These names are essentially the same concept, but at different levels of implementation:
- A pyramid is a feature of a single image, using ~33% more storage (a finite series of 25% smaller images) to capture multiple levels of resampling in a preprocessing step, so an image at a certain pixel size can be generated quickly.
- An overview is a resampled mosaic of images, preprocessing a collection of image tiles for export at targeted scales. The Image Server Extension of ArcGIS Server can serve overviews directly as an image service
- A map service cache is an image archive of pre-rendered maps, which may be just a collection of images, or a catalog or mosaic of images, or a combination of those mapping elements with additional symbolized vector data.
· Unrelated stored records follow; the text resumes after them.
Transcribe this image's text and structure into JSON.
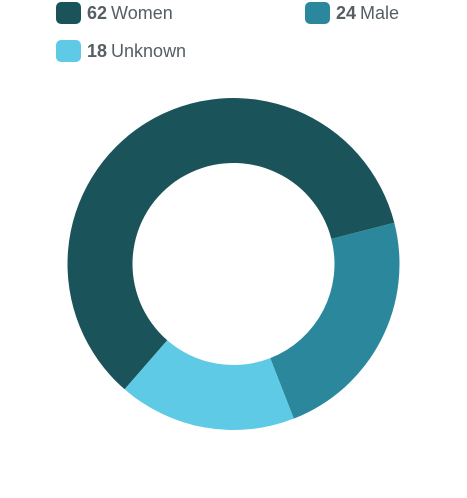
{
  "chart_data": {
    "type": "pie",
    "variant": "donut",
    "legend_position": "top",
    "categories": [
      "Women",
      "Male",
      "Unknown"
    ],
    "values": [
      62,
      24,
      18
    ],
    "colors": [
      "#1b535a",
      "#2b879c",
      "#5ecae6"
    ],
    "legend": [
      {
        "count": "62",
        "label": "Women",
        "color": "#1b535a"
      },
      {
        "count": "24",
        "label": "Male",
        "color": "#2b879c"
      },
      {
        "count": "18",
        "label": "Unknown",
        "color": "#5ecae6"
      }
    ]
  }
}
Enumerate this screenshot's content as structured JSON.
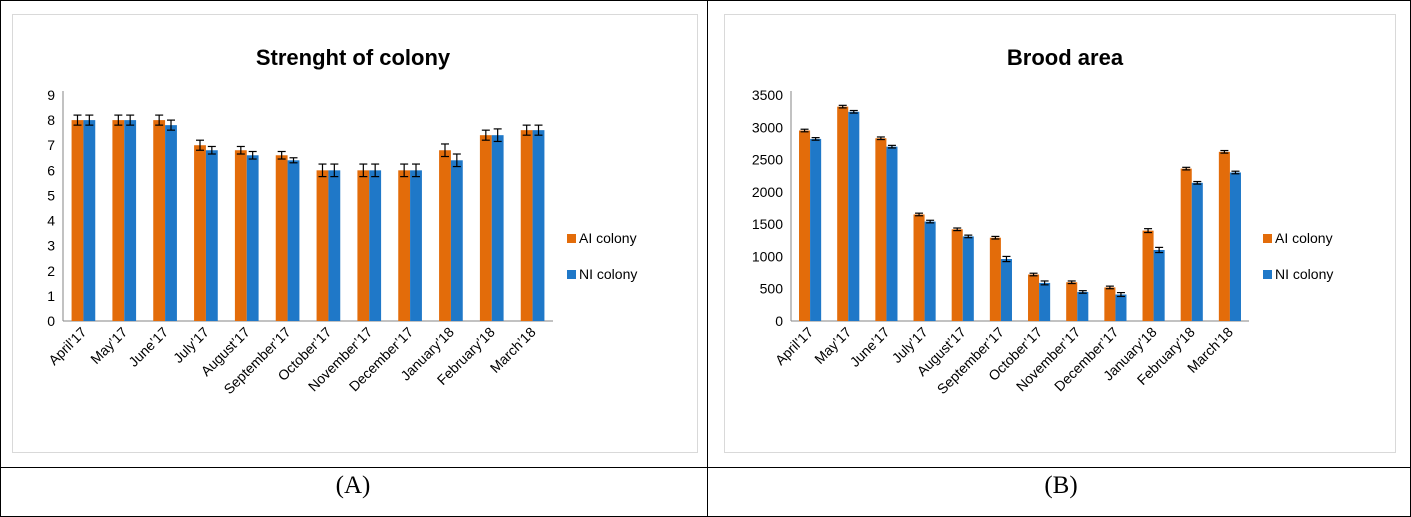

Performance is usually dependent on the level of effort a server must expend to respond to a request, where effort is measured in both I/O and CPU. A map service dependent on live queries from a simple catalog without pyramids would require the most effort (heavy load in both I/O and CPU), while a basemap image service can be very fast, or merely fast if it is configured to perform analysis on the fly (e.g., hillshade on a DEM overview). Map service caches generally require the least effort to serve, but only because every possible tile has been pre-rendered and stored in a compressed archive for optimal retrieval.
There are so many options because there are many ways of managing imagery, so if the execution time for using one caching technique exceeds the time between image snapshots, you can use a different technique which results in less overall work.